First point I thought of after I posted, with the obligatory s#!+.Zarathustra wrote:One more point on the operating systems ... I know that people get annoyed with patches and updates. But think about that *free* service which Microsoft provides (without the government forcing them to do it). Do you know any other product in the history of mankind that is continuously updated and made better at no cost and hardly any effort on the part of the consumer? There is no warrantee to fill out, no product to ship back and get repaired. Microsoft will *automatically* update a product which you purchased years ago! Imagine if your car came with such a service, where the manufacturer came over to your house and repaired it for you at no charge while you slept ... for problems that you didn't even know about.
This service was not mandated by the government.

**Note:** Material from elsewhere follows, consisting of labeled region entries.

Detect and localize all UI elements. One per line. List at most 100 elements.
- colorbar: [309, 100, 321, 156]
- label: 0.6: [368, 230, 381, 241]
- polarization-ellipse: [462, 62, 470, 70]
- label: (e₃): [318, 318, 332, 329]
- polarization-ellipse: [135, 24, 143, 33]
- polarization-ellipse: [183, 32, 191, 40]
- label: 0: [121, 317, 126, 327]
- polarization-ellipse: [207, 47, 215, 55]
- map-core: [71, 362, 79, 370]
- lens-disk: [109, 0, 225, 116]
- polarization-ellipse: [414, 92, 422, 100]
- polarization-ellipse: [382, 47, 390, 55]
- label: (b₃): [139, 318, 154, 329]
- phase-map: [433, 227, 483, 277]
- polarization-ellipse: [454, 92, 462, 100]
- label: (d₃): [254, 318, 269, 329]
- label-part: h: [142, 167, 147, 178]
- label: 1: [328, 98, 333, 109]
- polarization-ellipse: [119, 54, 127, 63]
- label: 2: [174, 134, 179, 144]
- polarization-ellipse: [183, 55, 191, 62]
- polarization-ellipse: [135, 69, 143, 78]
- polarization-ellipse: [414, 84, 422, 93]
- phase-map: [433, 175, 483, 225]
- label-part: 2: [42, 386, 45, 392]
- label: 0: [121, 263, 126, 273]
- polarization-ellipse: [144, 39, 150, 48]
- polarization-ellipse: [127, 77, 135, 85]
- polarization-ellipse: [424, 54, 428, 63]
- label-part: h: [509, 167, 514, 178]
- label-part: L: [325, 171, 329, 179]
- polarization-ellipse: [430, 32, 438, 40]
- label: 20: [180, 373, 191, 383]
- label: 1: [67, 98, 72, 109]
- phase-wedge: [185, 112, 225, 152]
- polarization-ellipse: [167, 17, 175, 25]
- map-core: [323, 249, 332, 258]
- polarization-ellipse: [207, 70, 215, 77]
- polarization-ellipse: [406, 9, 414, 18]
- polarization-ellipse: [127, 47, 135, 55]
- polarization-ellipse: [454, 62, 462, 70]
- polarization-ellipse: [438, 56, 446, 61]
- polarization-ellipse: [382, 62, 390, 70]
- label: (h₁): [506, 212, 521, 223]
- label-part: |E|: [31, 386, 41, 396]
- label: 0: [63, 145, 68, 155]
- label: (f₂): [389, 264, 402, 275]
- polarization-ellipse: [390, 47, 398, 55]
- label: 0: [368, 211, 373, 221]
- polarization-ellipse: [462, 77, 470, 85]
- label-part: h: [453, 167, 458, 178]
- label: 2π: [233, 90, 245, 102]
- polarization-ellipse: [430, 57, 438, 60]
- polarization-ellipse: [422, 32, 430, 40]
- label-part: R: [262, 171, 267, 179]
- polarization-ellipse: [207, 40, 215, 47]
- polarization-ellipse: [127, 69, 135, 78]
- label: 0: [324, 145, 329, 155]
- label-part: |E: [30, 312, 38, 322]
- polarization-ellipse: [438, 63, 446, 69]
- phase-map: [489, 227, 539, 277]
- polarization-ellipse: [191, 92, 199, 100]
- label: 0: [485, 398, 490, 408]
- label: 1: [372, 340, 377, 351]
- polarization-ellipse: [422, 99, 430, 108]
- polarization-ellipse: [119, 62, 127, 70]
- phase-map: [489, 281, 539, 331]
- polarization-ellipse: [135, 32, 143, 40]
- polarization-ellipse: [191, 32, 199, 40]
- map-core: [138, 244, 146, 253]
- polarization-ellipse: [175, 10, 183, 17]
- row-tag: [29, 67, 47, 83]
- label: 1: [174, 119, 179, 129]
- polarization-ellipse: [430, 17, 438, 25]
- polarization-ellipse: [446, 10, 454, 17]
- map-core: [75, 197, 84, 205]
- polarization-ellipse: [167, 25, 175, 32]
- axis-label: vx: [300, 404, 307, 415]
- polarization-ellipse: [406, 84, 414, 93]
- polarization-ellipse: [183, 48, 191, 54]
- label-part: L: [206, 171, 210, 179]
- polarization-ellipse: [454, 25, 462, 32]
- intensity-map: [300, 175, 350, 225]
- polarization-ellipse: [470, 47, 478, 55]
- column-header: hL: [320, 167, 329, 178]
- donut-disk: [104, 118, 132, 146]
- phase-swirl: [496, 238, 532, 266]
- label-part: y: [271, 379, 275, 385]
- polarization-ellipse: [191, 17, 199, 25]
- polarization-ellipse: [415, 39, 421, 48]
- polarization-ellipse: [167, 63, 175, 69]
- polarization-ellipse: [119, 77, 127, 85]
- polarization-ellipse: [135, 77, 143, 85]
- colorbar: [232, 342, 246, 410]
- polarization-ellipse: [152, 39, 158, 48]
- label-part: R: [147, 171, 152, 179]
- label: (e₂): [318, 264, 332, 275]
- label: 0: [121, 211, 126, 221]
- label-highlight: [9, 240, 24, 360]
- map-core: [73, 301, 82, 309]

And it's not necessarily evidence of an inferior product to begin with ... patches are often released because of 1000s of hackers around the planet are trying to make our lives miserable. It would be like an onslaught of car vandalism running through everyone's neighborhoods and the manufacturers coming out to defend this product you bought years ago.
They don't have to do it. It's an amazing service. And yet people still gripe about it and use it as evidence that the free market sucks. I don't get it.
***Edit***
I never claimed that the market could function with zero regulation, so there is no burden of proof on me to back up that claim. Your claim was a general, absolutist claim, phrased in a way that could be falsified with a single counter example.How about you show me an example devoid of any government regulation, Z? Why don't you show me an example of product development that appeared completely through market forces without any government involvement and show that as time in that development went on through competition, that product got better. If you really want to disprove me, do that.
I never claimed either that an economy functions best with zero competition.
Besides, as a structural point (because it seems we agree on more then we've let on but found ourselves on opposite sides of a spectrum somehow) To falsify a general, absolutist claim, wouldn't you require a contradictory general, absolutist claim?